Это позволяет оценить кардинальные различия между первоначальным замыслом романа и тем видом, который он приобрел в «Совидце». Новая версия полнее всего представлена в «черновой», по словам автора, машинописи, экземпляры которой были отосланы в Прагу по двум адресам – А.Л.Бему и В.Ф. Булгакову – в один и тот же день, 7 декабря 1940 года. Эту новую версию произведения следует рассматривать в контексте общественно-политической реальности, воцарившейся в промежутке между 1 сентября 1939 года и зимой 1940-41 гг., за несколько месяцев до перелома в мировой войне, обозначенного вторжением фашистской армии в СССР. Были завершены восемь глав. По решению Гомолицкого, всего в романе должно было быть десять глав. Оставалось закончить девятую (она была готова вчерне к июню 1941) и написать последнюю, десятую (набросок начала ее был послан Булгакову 5 марта 1941, но затем отменен). Новый текст получил название «Совидец», и его предварял эпиграф, взятый из тютчевского «Цицерона» – «высоких зрелищ зритель». Не только разбиение на главы, но всё содержание поэмы, по сравнению с 1938 годом, подверглось решительному пересмотру. Идея ведения повествования от первого лица была отброшена; напротив, всё автобиографическое содержание было воплощено в разговоре об «отделенном от автора» протагонисте. Начало повествования было отнесено в глубь истории, к исходу XIX столетия, в молодые годы родителей. Нельзя не усмотреть в таком неожиданном расширении хронологической перспективы «Романа в стихах» реакцию автора («сына Филемона и Бавкиды») на утрату связи с родителями с первых дней войны. Действие помещено в губернский город Пензу и приурочено к моменту их помолвки. Это событие, как и б'oльшая часть других, описываемых в произведении, спроецировано на тему управления богами ходом человеческой жизни и на приковывавшую поэта с середины 1930-х годов тему Рода. Так вводятся мотивы предопределенности и предназначенности судьбы, темы отступничества и исторического возмездия, продолжившие «диалог» с Блоком, предпринятый Гомолицким в поэме «Варшава».

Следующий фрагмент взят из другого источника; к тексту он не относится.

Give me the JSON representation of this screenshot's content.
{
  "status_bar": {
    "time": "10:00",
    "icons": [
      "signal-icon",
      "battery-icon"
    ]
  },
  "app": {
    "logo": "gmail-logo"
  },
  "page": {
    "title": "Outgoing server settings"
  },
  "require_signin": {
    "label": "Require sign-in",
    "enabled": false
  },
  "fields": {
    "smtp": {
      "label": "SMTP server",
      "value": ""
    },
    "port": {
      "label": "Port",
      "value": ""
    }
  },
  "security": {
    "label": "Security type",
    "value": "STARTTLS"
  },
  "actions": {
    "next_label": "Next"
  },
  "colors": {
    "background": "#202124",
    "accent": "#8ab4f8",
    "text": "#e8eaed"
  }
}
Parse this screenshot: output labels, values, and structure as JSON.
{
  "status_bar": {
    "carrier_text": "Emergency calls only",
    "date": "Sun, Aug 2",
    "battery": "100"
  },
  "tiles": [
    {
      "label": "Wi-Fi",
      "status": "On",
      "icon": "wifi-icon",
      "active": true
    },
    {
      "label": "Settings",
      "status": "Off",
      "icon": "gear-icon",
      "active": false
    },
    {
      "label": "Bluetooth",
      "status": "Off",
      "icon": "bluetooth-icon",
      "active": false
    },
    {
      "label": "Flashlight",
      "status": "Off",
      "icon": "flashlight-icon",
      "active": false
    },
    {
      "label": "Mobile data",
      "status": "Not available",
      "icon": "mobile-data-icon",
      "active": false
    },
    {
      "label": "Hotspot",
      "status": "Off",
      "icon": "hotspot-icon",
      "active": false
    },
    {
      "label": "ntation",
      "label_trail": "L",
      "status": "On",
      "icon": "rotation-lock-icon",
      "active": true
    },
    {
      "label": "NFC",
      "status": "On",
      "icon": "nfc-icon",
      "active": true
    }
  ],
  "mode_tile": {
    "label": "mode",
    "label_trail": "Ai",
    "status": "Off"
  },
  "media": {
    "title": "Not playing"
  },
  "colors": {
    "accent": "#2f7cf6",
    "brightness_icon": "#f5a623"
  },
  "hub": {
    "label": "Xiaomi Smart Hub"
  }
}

В отличие от «Романа в стихах» 1938 года, первая глава «Совидца» поражает обилием персонажей. Введенные фамильно-генеалогические сведения сообщают о деде по матери (отце Адели), что он католик, «с Литвы мицкевичевской родом», оказавшийся в Пензе из-за своего деда, сосланного туда из-за участия в польском восстании 1863 года. За то, что он отдался жизни частной и женился по любви на русской, он был проклят матерью за ренегатство и до смерти хранил в шкатулке материнское письмо с отречением от него. Перекликалась с этим мотивом «трещин» в семье и история родителей поэта: отец и брат невесты отрицательно отнеслись к ее избраннику, тогда как мать Николая Осиповича, принадлежавшая к аристократическому роду, занимавшему высокое положение в бюрократической системе царской России, считала сватовство сына мезальянсом («их род со знатью лишь роднится») и разрешения на брак с Аделью не дала. Эти две истории создавали параллель между «отступничеством» Льва Николаевича (в «фантастичнейшем из браков» с Евой) и «отступничеством» предков в его роду.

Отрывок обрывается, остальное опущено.